Çakın'ın savunmasının ardından sanık avukatları savunmalarını yapmaya başladı. Sanıklar Faruk Akın, Sinan Efe Noyan ve Alperen Erdoğan'ın avukatı İrfan Sütlüoğlu, davanın gerçek bir cürümden değil her yönüyle kurgulanmış bir iftiradan ibaret olduğunu iddia etti. Kurgu olduğunu gösteren en önemli delilin ise emniyetin arama talebinin 28 Haziran 2009 tarihli olduğunu ancak ihbar mektubunun 15 Temmuz'da gönderilmesi olduğunu belirtti. Bunun başka evraklar da dahil olmak üzere 36 kez yapıldığını öne süren avukat Sütlüoğlu, polisin aramayı usule aykırı yaptığını ileri sürdü. Duruşmada evde yapılan arama görüntülerini izlettiren Sütlüoğlu "Bir polis memuru gardırobun üzerine çıkarak bazı eşyaları indiriyor. Yukarıda bir eşya kalmamasına rağmen orada durmaya devam ediyor. Tam bu esnada sanık Alperen Erdoğan kamera önünde kalıyor. Biraz sonra kamera tekrar aynı polis memuruna odaklanıyor. O sırada gardırobun üzerinden paketlenmiş halde bir uyuşturucu çıkarıyor. Buradaki bağlantı noktası kesik. Burada büyük bir çelişki söz konusudur." dedi. Sütlüoğlu, müvekkillerin tahliye edilmelerini istedi.

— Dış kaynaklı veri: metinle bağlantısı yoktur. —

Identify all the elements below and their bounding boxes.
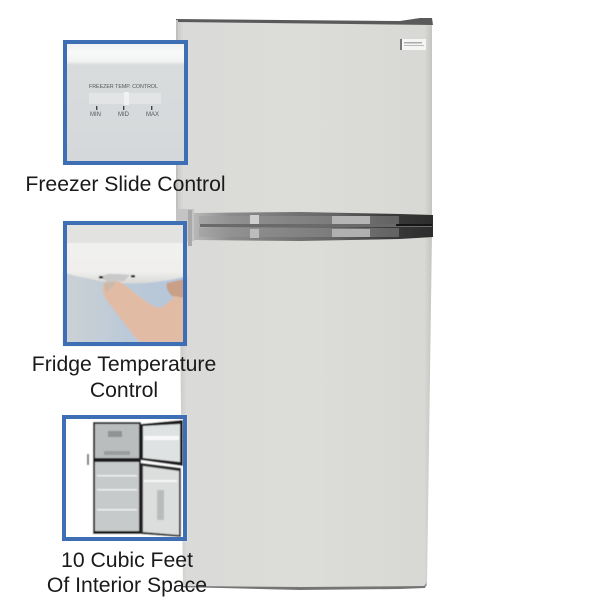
caption: interior space: Of Interior Space (47, 574, 207, 597)
freezer door (176, 18, 433, 218)
photo: control panel: FREEZER TEMP. CONTROL (89, 84, 158, 90)
refrigerator (176, 18, 433, 590)
photo: open refrigerator (62, 415, 187, 541)
caption: freezer slide control: Freezer Slide Control (25, 173, 226, 196)
photo: hand on dial (63, 221, 187, 346)
photo: control panel: MAX (146, 112, 159, 118)
caption: fridge temperature control: Control (90, 379, 158, 402)
panel: freezer slide control (63, 40, 188, 165)
caption: interior space: 10 Cubic Feet (61, 549, 193, 572)
photo: control panel (63, 40, 188, 165)
badge (400, 39, 426, 50)
panel: fridge temperature control (63, 221, 187, 346)
photo: control panel: MID (118, 112, 130, 118)
photo: control panel: MIN (90, 112, 101, 118)
caption: fridge temperature control: Fridge Temperature (32, 353, 216, 376)
fridge door (179, 232, 432, 590)
door handle (176, 209, 433, 246)
caption: interior space (47, 549, 207, 597)
panel: interior space (62, 415, 187, 541)
caption: fridge temperature control (32, 353, 216, 402)
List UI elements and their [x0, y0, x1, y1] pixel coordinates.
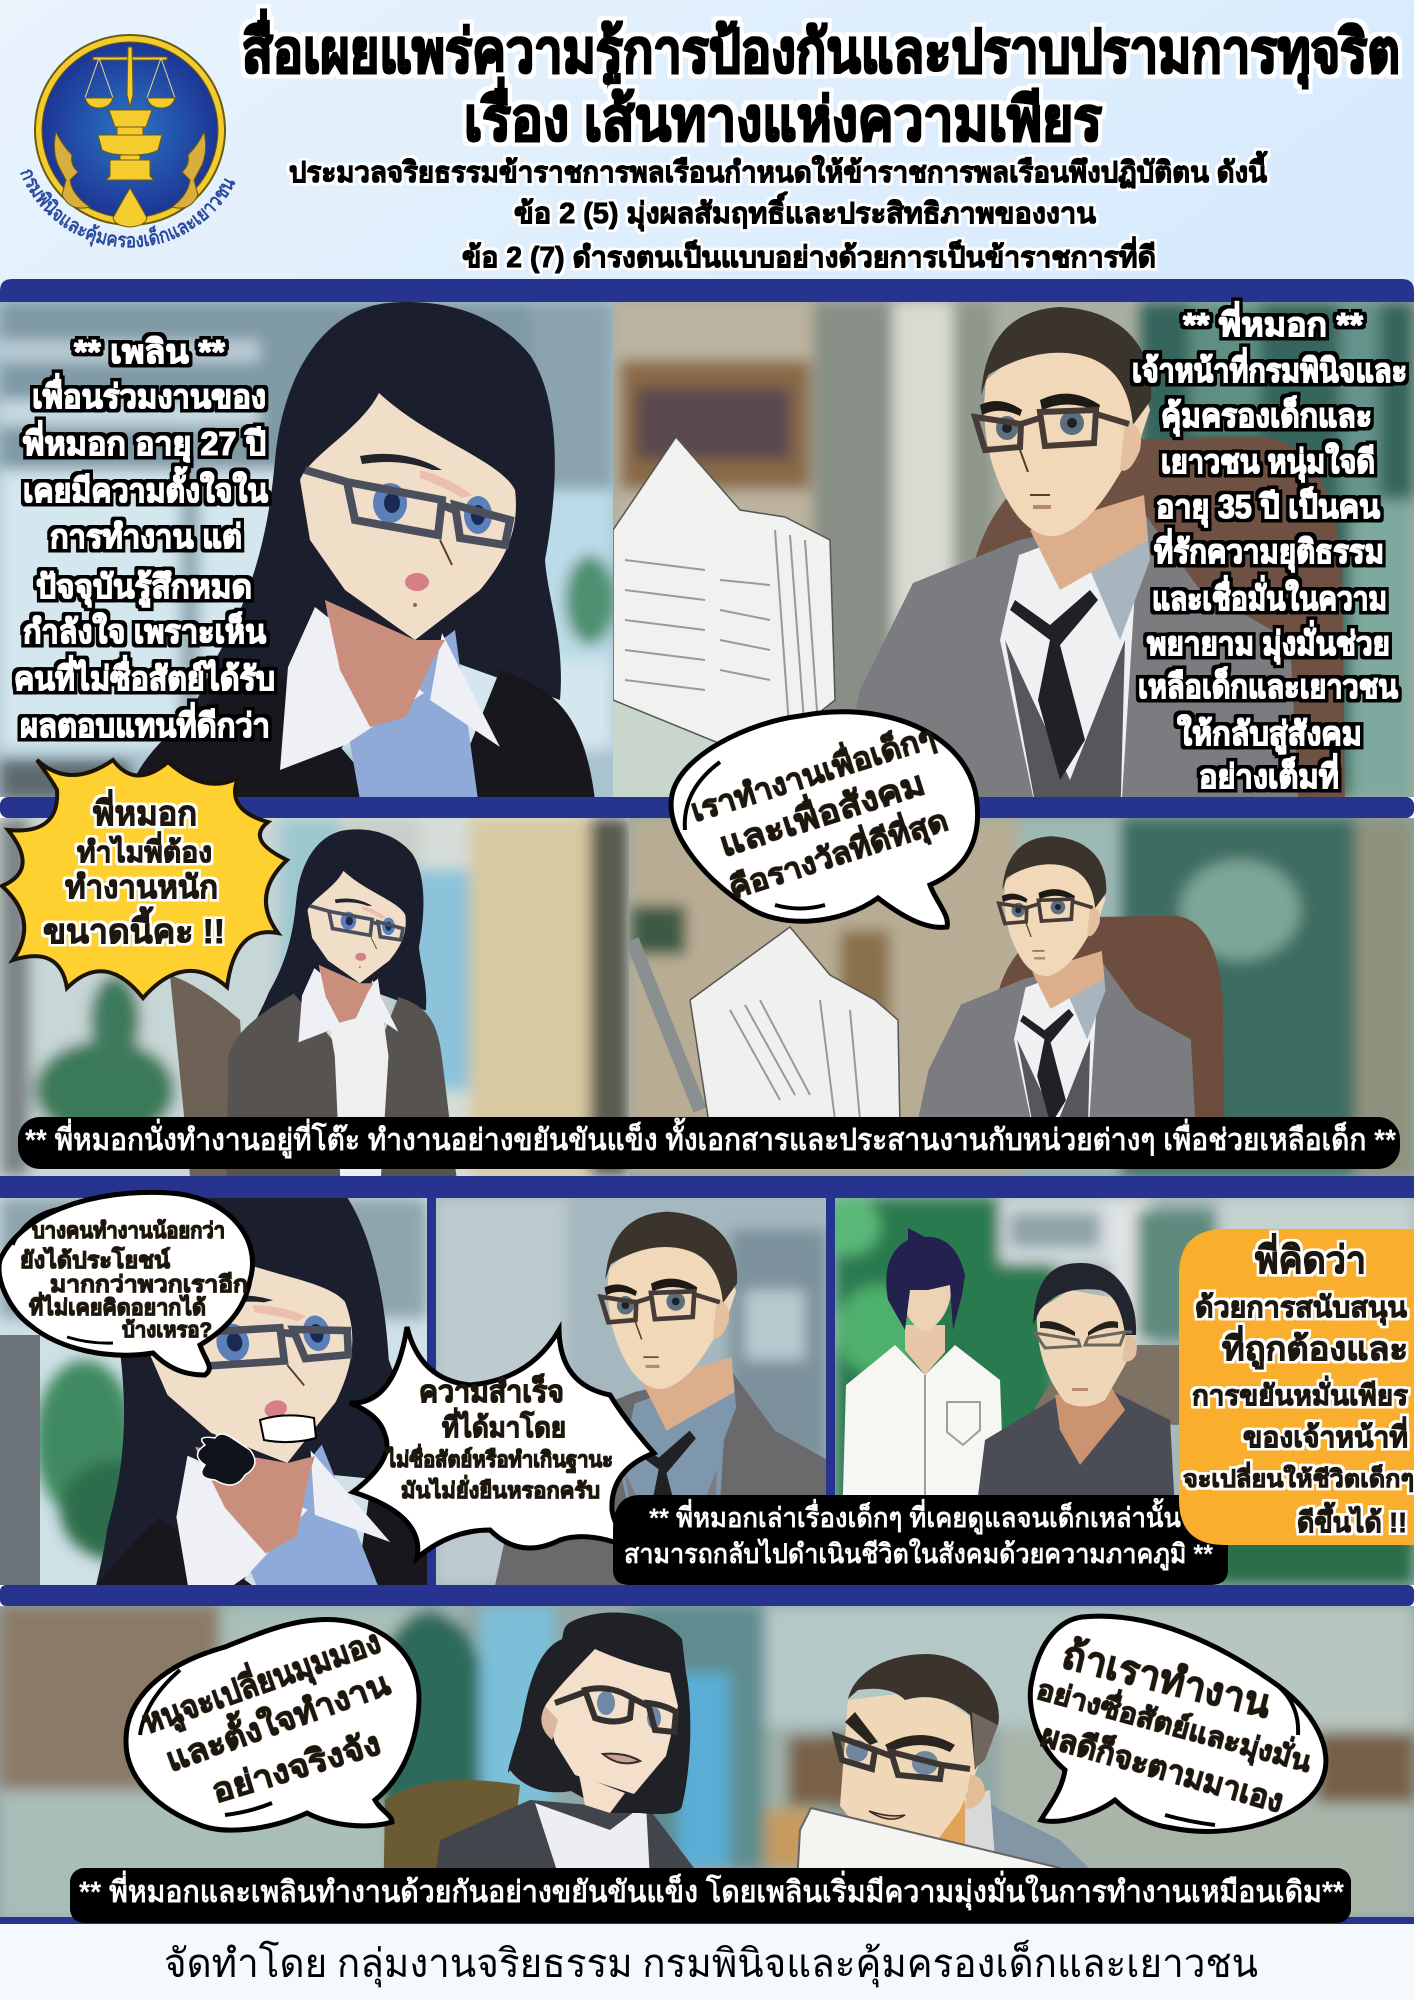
- paper pile: [690, 927, 900, 1130]
- panel text: Pi Mok profile: อายุ 35 ปี เป็นคน: [1156, 486, 1380, 528]
- panel: Pi Mok explains: [436, 1198, 826, 1585]
- callout: Pi Mok thinks: ของเจ้าหน้าที่: [1243, 1416, 1408, 1454]
- yellow burst: Ploen asks: [2, 760, 287, 998]
- speech burst: Pi Mok reply: ที่ได้มาโดย: [442, 1407, 566, 1443]
- title: เรื่อง เส้นทางแห่งความเพียร: [464, 77, 1102, 153]
- subtitle: ethics clauses: ประมวลจริยธรรมข้าราชการพลเรือนกำหนดให้ข้าราชการพลเรือนพึงปฏิบัติตน ดังนี้: [289, 150, 1268, 189]
- caption: working together: [70, 1868, 1351, 1923]
- panel: Ploen frustrated: [0, 1198, 427, 1585]
- paper stack: [613, 437, 835, 797]
- panel text: Pi Mok profile: ** พี่หมอก **: [1183, 301, 1363, 343]
- teeth: [260, 1415, 316, 1442]
- caption: children's stories: สามารถกลับไปดำเนินชีวิตในสังคมด้วยความภาคภูมิ **: [624, 1538, 1213, 1571]
- panel text: Ploen profile: เพื่อนร่วมงานของ: [32, 373, 266, 415]
- speech bubble: Ploen complaint: [0, 1192, 252, 1375]
- panel text: Ploen profile: เคยมีความตั้งใจใน: [23, 466, 268, 509]
- chair behind officer: [1030, 1345, 1180, 1425]
- speech bubble: Ploen resolves: และตั้งใจทำงาน: [159, 1659, 395, 1779]
- speech burst: Pi Mok reply: มันไม่ยั่งยืนหรอกครับ: [401, 1474, 600, 1503]
- panel text: Pi Mok profile: อย่างเต็มที่: [1199, 753, 1339, 795]
- callout: Pi Mok thinks: ที่ถูกต้องและ: [1222, 1325, 1408, 1370]
- panel: Ploen at desk: [0, 818, 629, 1176]
- callout: Pi Mok thinks: ด้วยการสนับสนุน: [1195, 1292, 1407, 1325]
- callout: Pi Mok thinks: ดีขึ้นได้ !!: [1297, 1501, 1407, 1538]
- speech bubble: Ploen complaint: บางคนทำงานน้อยกว่า: [32, 1218, 225, 1243]
- speech bubble: Ploen complaint: บ้างเหรอ?: [122, 1318, 212, 1342]
- officer in dark shirt: [978, 1263, 1174, 1495]
- man with papers: [832, 1654, 1089, 1868]
- speech bubble: Ploen resolves: [126, 1618, 419, 1830]
- youth in white shirt: [842, 1228, 1002, 1495]
- panel text: Pi Mok profile: ให้กลับสู่สังคม: [1177, 714, 1362, 755]
- speech bubble: top right dialogue: คือรางวัลที่ดีที่สุด: [723, 798, 953, 908]
- speech bubble: Ploen complaint: ยังได้ประโยชน์: [20, 1246, 170, 1273]
- header background: [0, 0, 1414, 302]
- icon: naga left: [54, 132, 90, 208]
- callout: Pi Mok thinks: [1179, 1229, 1414, 1545]
- callout: Pi Mok thinks: พี่คิดว่า: [1255, 1233, 1366, 1282]
- speech bubble: Pi Mok encourages: [1030, 1616, 1326, 1831]
- yellow burst: Ploen asks: ขนาดนี้คะ !!: [43, 906, 225, 951]
- panel text: Pi Mok profile: พยายาม มุ่งมั่นช่วย: [1147, 620, 1390, 665]
- speech burst: Pi Mok reply: ความสำเร็จ: [419, 1373, 564, 1409]
- speech bubble: Pi Mok encourages: อย่างซื่อสัตย์และมุ่งมั่น: [1033, 1668, 1316, 1780]
- footer credit: จัดทำโดย กลุ่มงานจริยธรรม กรมพินิจและคุ้มครองเด็กและเยาวชน: [164, 1939, 1258, 1988]
- caption: Pi Mok working: [18, 1117, 1400, 1169]
- bar: navy band 4: [0, 1585, 1414, 1606]
- panel: Ploen introduction: [0, 302, 613, 797]
- panel: working together: [0, 1606, 1414, 1930]
- speech bubble: Ploen resolves: หนูจะเปลี่ยนมุมมอง: [135, 1618, 386, 1743]
- panel: child and officer: [820, 1195, 1414, 1600]
- panel text: Pi Mok profile: คุ้มครองเด็กและ: [1161, 395, 1372, 437]
- icon: scales and lotus pedestal: [85, 47, 175, 180]
- speech bubble: top right dialogue: [671, 712, 978, 927]
- document held up: [796, 1806, 1061, 1868]
- panel text: Pi Mok profile: [1132, 301, 1407, 795]
- panel text: Pi Mok profile: เยาวชน หนุ่มใจดี: [1161, 442, 1375, 483]
- subtitle: ethics clauses: [289, 150, 1268, 274]
- subtitle: ethics clauses: ข้อ 2 (5) มุ่งผลสัมฤทธิ์และประสิทธิภาพของงาน: [514, 191, 1096, 231]
- panel: Pi Mok at desk: [629, 818, 1414, 1176]
- callout: Pi Mok thinks: จะเปลี่ยนให้ชีวิตเด็กๆ: [1183, 1461, 1414, 1493]
- caption: children's stories: [613, 1495, 1228, 1585]
- caption: working together: ** พี่หมอกและเพลินทำงานด้วยกันอย่างขยันขันแข็ง โดยเพลินเริ่มมีความมุ่งมั่นในการทำงานเหมือนเดิม**: [79, 1870, 1344, 1911]
- leather chair: [384, 1780, 520, 1868]
- panel text: Pi Mok profile: ที่รักความยุติธรรม: [1154, 528, 1384, 573]
- speech burst: Pi Mok reply: ไม่ซื่อสัตย์หรือทำเกินฐานะ: [384, 1443, 613, 1474]
- yellow burst: Ploen asks: ทำงานหนัก: [65, 869, 218, 905]
- speech burst: Pi Mok reply: [350, 1327, 654, 1558]
- bar: navy band 3: [0, 1176, 1414, 1198]
- caption: children's stories: ** พี่หมอกเล่าเรื่องเด็กๆ ที่เคยดูแลจนเด็กเหล่านั้น: [649, 1497, 1182, 1535]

Sanık Burak Düzalan'ın avukatı Nurçin Hekimoğlu da arama görüntülerini izlettirdi. Hekimoğlu, hiçbir yerde, suç unsuru olan flash belleğin çıkmadığını söyledi. Görüntünün 3,42'nci dakikasında yer alan polisin konuşmasını salona dinlettiren Hekimoğlu, polisin "Bunların üzerine hangi odadan çıktığını yazmayın hiç" dediğini kaydetti. Hakim Oktay Kuban'ın talebiyle bu bölümü 3 kez dinlettiren Hekimoğlu daha sonra görüntünün başka bir yerinde yer alan iki memur arasındaki konuşmaya dikkat çekti. Burada polislerinden birinin yasak olduğu iddia edilen yayınların bulunması sırasında "Bunlar yasak yayınlardan mı?" diye sorması üzerine diğer polisin "Değil" cevabını verdiğini duruşmada anlatan Avukat, bunun üzerine polisin "Cem bir şeyden söz etmişti ya" dediğini kaydetti. Avukat Hekimoğlu, Cem adlı kişinin kim olduğunun bulunmasını ve bahsettiği şeyin ne olduğunu sorulmasını talep etti. Bu görüntülerin olayın komplo olduğunu gösterdiğine vurgu yapan Hekimoğlu, müvekkilinin tahliyesini istedi.

Duruşma avukatların savunma yapmasıyla devam ediyor.